Say it ain’t so. Jon Stewart is leaving the Daily Show. America’s premier court jester who nightly speaks truth to power in a media landscape so shamelessly yet skillfully compromised that many consumers of “news” no longer question it, is outta here. Far from a Motley Fool, Stewart is considered one of America’s most trusted journalists, honest. He came on the scene in 2003 when our nation was pretty much being guilted into supporting the invasion of Iraq.
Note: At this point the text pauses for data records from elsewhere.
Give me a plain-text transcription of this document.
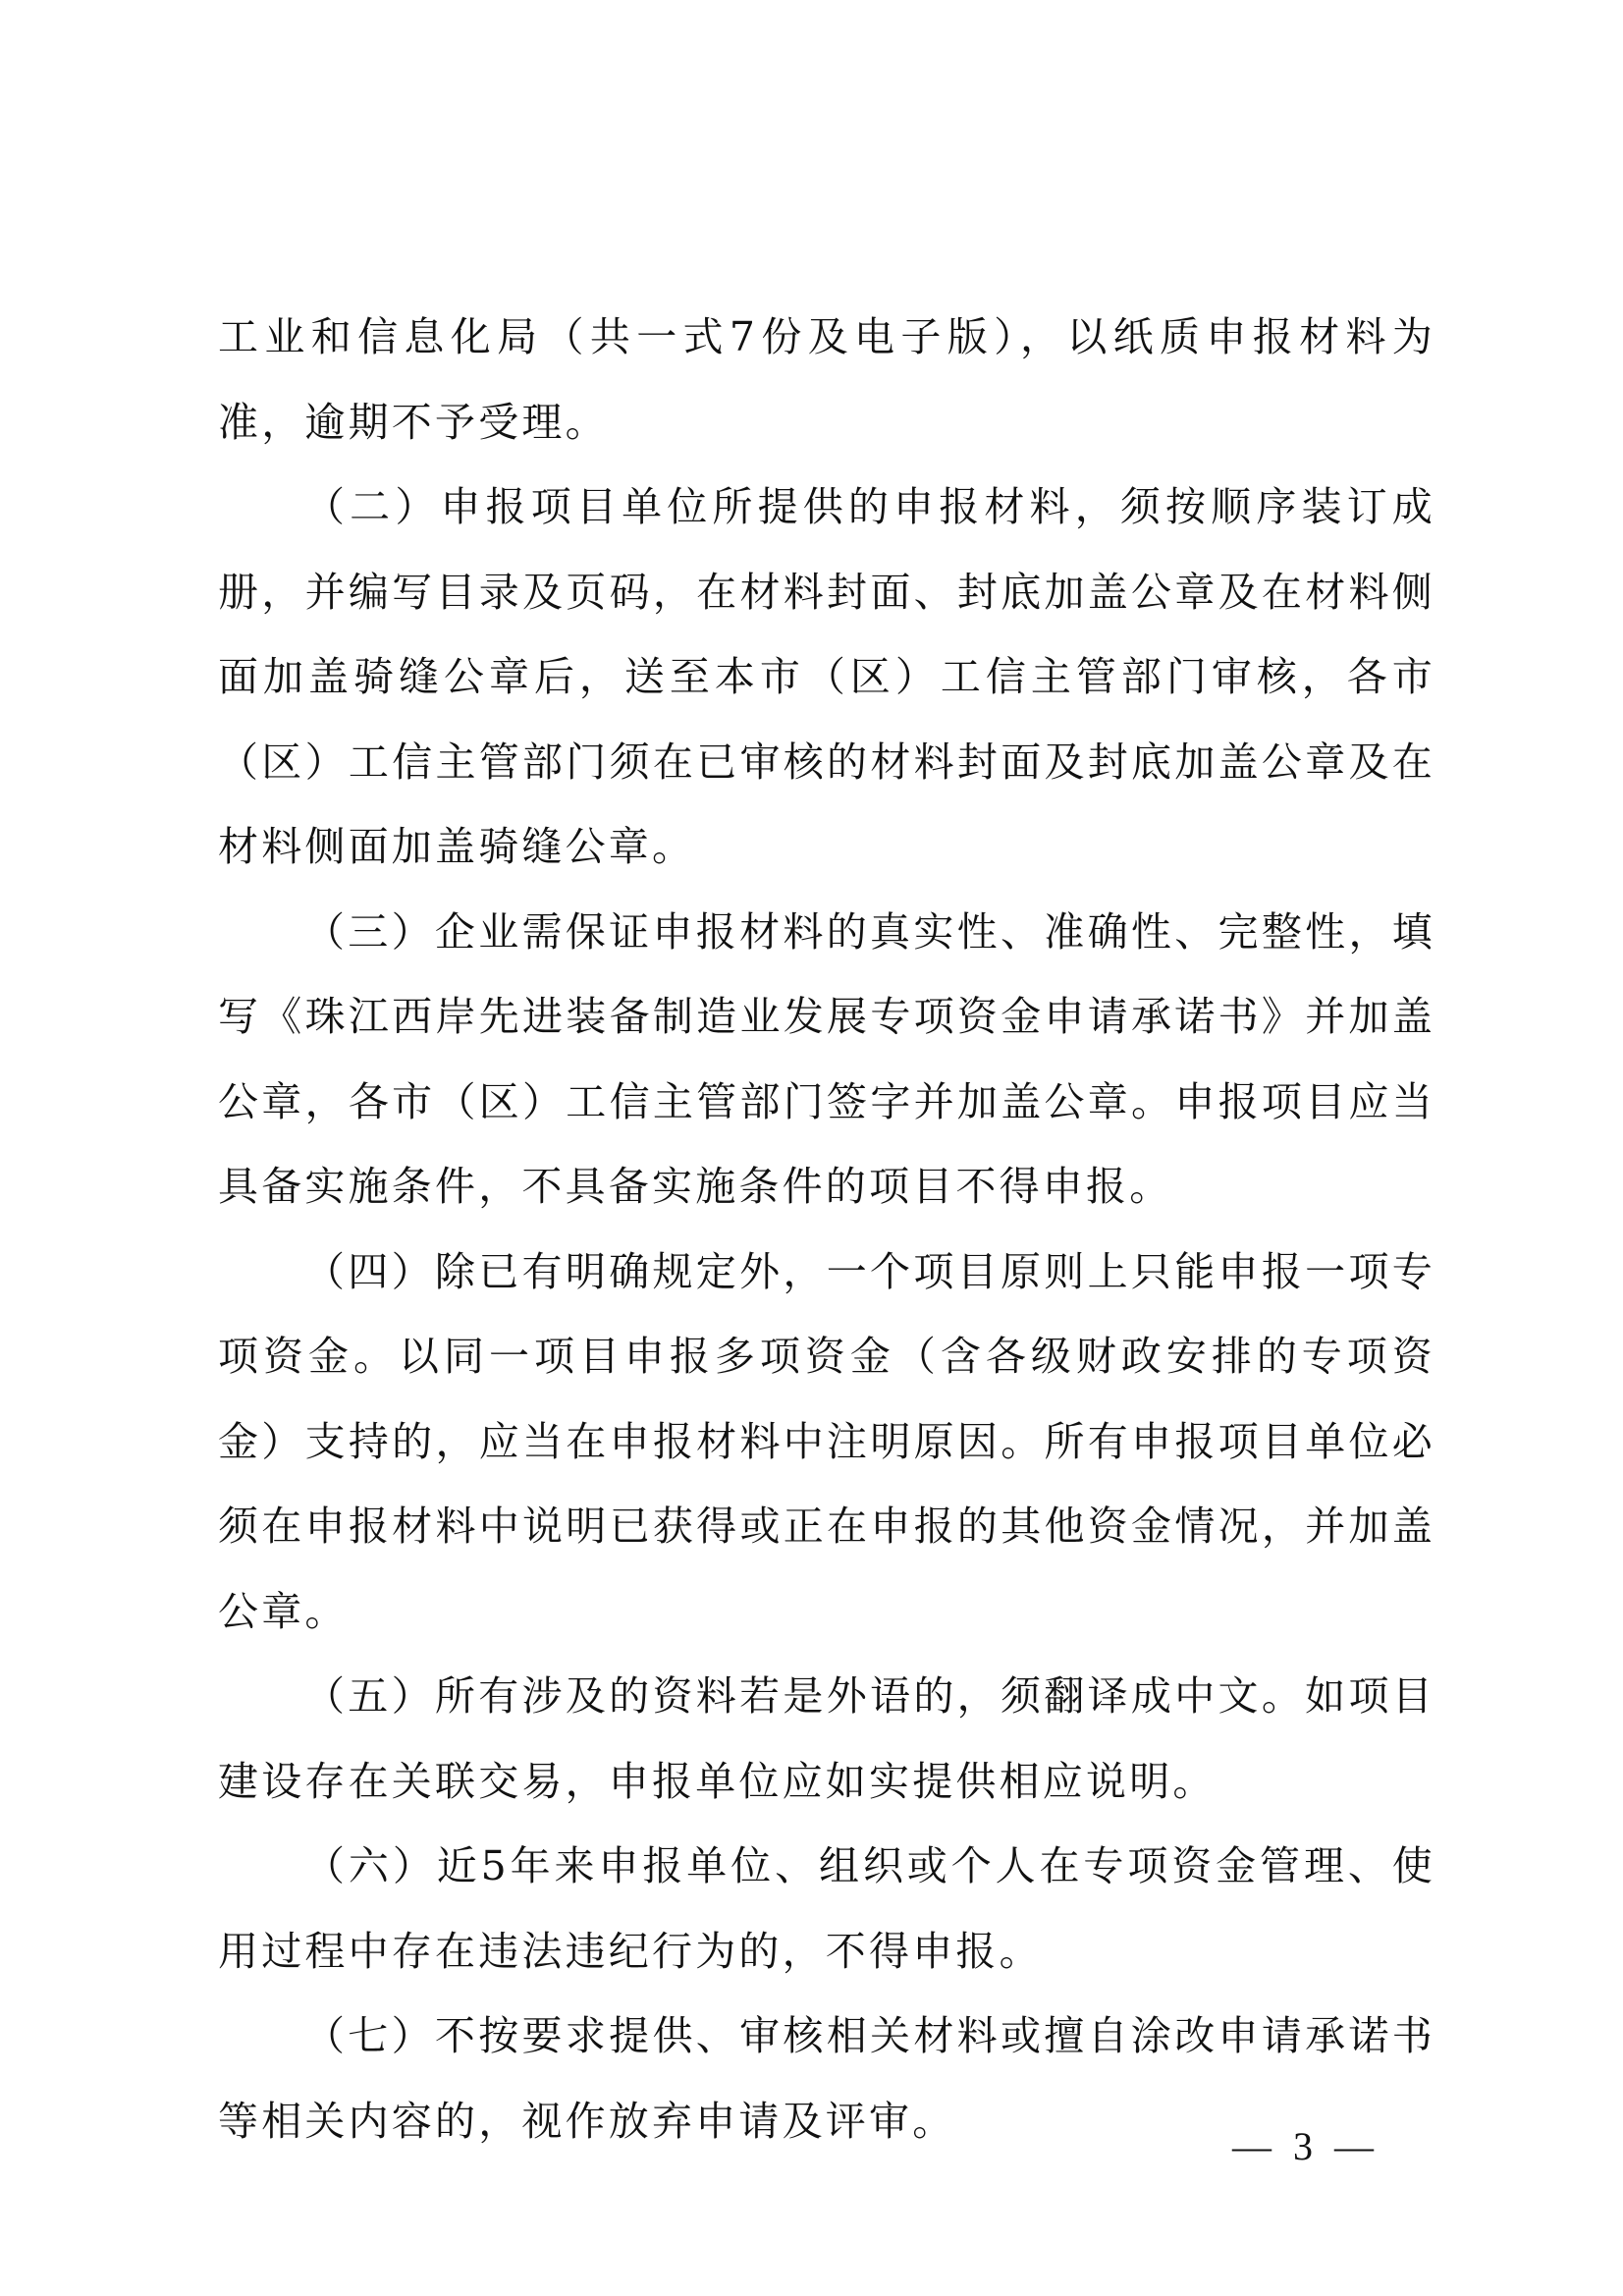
工业和信息化局（共一式7份及电子版），以纸质申报材料为准，逾期不予受理。

（二）申报项目单位所提供的申报材料，须按顺序装订成册，并编写目录及页码，在材料封面、封底加盖公章及在材料侧面加盖骑缝公章后，送至本市（区）工信主管部门审核，各市（区）工信主管部门须在已审核的材料封面及封底加盖公章及在材料侧面加盖骑缝公章。

（三）企业需保证申报材料的真实性、准确性、完整性，填写《珠江西岸先进装备制造业发展专项资金申请承诺书》并加盖公章，各市（区）工信主管部门签字并加盖公章。申报项目应当具备实施条件，不具备实施条件的项目不得申报。

（四）除已有明确规定外，一个项目原则上只能申报一项专项资金。以同一项目申报多项资金（含各级财政安排的专项资金）支持的，应当在申报材料中注明原因。所有申报项目单位必须在申报材料中说明已获得或正在申报的其他资金情况，并加盖公章。

（五）所有涉及的资料若是外语的，须翻译成中文。如项目建设存在关联交易，申报单位应如实提供相应说明。

（六）近5年来申报单位、组织或个人在专项资金管理、使用过程中存在违法违纪行为的，不得申报。

（七）不按要求提供、审核相关材料或擅自涂改申请承诺书等相关内容的，视作放弃申请及评审。

— 3 —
Stewart immediately raised questions about the media frenzy that escorted the troops to Baghdad, and he’s still asking.
If not led, the charge to this ill fated encounter was fueled by America’s most influential popular media–trusted networks like NBC, and CNN, and up-and-comers like Fox News–who gulped down the Cool Aid called WMD and found a new and compelling way to create Breaking News, 24/7. In the post 911 world, it became easy to marginalize those who questioned the wisdom, the sanity of mounting a full scale invasion of Iraq without proof positive that their albeit dastardly leaders were complicit in the attacks on the Twin Towers and concealing weapons of mass destruction. I am told that despite evidence to the contrary, a substantial percentage of Americans still believe that this was true. Why not? They heard it on television.
I was kid when I sat with my Dad and watched Walter Cronkite report on the death of President Kennedy. This reporter was revered like a family elder. And while our Morning News and Evening Journal newspapers were THE sources of news and information in our house, this trusted network anchor was above reproach. Of course he was telling the truth, even if the broadcast sold toothpaste during the breaks.
So where is the truth to be found in reporting today, in this media fractured, instant information environment? It’s out there but it can take real work to find it. Consumers of news today must be media literate. In short, it means that you have to read or otherwise consume a LOT of sources in order to piece together the truth behind a story. The exception might be our local sources for radio and print news where the stakes aren’t so high and there is still incentive for good, factual reporting. Still, celebrity misconduct does manage to creep into the headlines of an awful lot of stories. Call it infotainment. It’s part of what lured a guy like Brian Williams off the rails.
More than ever, we need good, solid reporting, clear voices amidst the din of the Breaking News that is most often skim milk parading as cream. And we need to amp up the thoughtful editorial writing in all media from those truly willing to question authority–even if it’s the big money that owns the media group.
So bravo Jon Stewart for serving up the truth while making us laugh. It is infotainment but it’s thoughtful and doesn’t pretend to be anything else. Maybe that’s the new model for informing those consumers of news who are increasingly turned off by gratuitous headlines designed to generate “clicks” and feed ratings. Bottom line? If you can’t be funny, can we just have the facts, please? We’ll likely find the truth there.